Pour la sortie de son nouveau projet intitulé MP3 + WAV, Hypesoul a rencontré le talentueux Sean. Entre reggaeton, trap et cloud rap, le jeune parisien s’inscrit dans une nouvelle ère du mouvement Hip-Hop. Découvrez son univers dans cet entretien.
Qui es-tu ?
Moi c’est Sean, je vis actuellement à Montreuil, et je fais de la musique depuis 2 ans. Je viens de sortir mon 3ème projet, qui est sorti dans un contexte particulier à cause d’un cambriolage.
C’était comment de grandir dans le 20ème arrondissement ?
J’ai passé une superbe jeunesse, franchement j’ai bien grandi. Tous mes gars viennent du 20 et j’y traine souvent encore aujourd’hui. J’ai mes repères et je pense y habiter plus tard.
Tu est donc actuellement à Montreuil, es-tu connecté avec les artistes de la ville comme Prince Waly ou Triplego ?
Je n’ai jamais rencontré Triplego et Prince Waly mais je suis très proche d’Ichon. C’est mon voisin et c’est un gars que j’adore, je passe limite Noël avec lui. Il y a aussi d’autres artistes à Montreuil avec qui je suis connecté tel que Edge. Je traine souvent rue du Dr Calmette car il y a là-bas trois studios d’enregistrement, l’ambiance est cool et ça me permet de me connecter avec les artistes locaux.
Comment as-tu commencé dans la musique ?
Tout a commencé dans la cour de récréation, j’ai appris à kicker avec mes potes entre les cours. Chacun devait faire son meilleur seize. Au bout d’un temps je me suis découvert une passion. J’étais déjà un passionné de musique à l’origine car je manipulais certains instruments, j’ai donc allié cela au kickage.

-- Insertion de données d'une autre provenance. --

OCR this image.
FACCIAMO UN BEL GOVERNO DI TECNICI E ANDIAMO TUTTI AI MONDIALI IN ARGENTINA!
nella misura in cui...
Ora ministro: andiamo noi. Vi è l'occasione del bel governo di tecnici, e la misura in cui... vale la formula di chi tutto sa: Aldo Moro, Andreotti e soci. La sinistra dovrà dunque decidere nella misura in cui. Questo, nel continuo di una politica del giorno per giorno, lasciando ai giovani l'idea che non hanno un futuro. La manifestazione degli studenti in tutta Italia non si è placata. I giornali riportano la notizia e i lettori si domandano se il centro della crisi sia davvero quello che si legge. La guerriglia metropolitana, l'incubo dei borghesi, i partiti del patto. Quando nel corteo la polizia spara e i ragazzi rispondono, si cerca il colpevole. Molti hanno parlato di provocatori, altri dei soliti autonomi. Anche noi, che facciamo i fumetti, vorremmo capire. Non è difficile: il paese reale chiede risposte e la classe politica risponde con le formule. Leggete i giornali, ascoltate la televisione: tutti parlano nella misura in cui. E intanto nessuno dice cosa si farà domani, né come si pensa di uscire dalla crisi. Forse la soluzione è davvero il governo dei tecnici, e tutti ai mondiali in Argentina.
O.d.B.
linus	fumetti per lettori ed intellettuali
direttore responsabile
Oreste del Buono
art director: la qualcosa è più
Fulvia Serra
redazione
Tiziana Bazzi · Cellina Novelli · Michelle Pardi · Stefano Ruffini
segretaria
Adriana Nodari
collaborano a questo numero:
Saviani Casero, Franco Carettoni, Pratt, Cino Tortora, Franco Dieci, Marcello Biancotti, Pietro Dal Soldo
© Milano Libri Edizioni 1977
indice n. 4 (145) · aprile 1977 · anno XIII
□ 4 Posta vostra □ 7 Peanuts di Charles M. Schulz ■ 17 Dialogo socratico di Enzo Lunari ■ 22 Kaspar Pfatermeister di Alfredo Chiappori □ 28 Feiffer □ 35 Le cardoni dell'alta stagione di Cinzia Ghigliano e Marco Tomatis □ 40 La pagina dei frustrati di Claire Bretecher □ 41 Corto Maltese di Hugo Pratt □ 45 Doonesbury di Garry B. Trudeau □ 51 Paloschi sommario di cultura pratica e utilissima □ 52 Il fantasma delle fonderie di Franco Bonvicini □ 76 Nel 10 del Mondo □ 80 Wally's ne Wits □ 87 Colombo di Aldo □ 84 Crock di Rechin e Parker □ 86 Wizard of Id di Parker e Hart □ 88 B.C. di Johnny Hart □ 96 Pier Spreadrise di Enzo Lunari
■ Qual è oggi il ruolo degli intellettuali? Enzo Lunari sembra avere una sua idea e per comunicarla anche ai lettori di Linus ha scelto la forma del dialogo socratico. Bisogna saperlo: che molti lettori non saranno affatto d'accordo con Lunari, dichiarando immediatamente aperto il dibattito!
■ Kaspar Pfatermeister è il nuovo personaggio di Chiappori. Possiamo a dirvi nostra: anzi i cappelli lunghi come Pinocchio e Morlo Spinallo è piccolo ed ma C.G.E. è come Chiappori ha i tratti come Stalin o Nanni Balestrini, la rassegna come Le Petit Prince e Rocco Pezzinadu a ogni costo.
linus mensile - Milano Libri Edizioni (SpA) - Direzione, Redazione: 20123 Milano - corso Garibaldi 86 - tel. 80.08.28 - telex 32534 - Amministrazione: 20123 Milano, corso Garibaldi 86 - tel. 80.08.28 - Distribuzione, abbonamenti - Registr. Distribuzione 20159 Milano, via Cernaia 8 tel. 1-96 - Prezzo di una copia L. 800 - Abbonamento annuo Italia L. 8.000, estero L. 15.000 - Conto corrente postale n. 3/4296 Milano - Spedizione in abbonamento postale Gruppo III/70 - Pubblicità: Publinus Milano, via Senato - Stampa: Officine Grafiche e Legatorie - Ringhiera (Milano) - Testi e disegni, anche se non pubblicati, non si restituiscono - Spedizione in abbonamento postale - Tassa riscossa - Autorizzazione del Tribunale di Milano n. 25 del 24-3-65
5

Ton projet à une aura particulière car il est sorti à cause du cambriolage de ton studio. Comment as-tu persévéré après ce dur événement ?
C’est arrivé le soir du 14 Juillet, je faisais la fête comme tout le monde. Le lendemain, mon meilleur pote et producteur Roodie m’appelle et m’annonce la nouvelle. Forcément j’étais mal mais on est vite reparti de l’avant. On est allés sur les lieux pour constater les dégâts et j’ai demandé à Roodie de regarder ce qu’il restait en termes de morceaux dans ses fichiers. On a retrouvé des maquettes, le seul truc qu’on a pu sauver, ça nous a alors inspiré le titre du projet MP3 + WAV. Ensuite on est retournés à la source, dans le petit home studio de la chambre de Roodie. On a directement enregistré des interludes pour le projet mais au final on a seulement gardé l’Outro. Cette dernière est vraiment sincère, on l’a enregistré dans l’énergie de la journée.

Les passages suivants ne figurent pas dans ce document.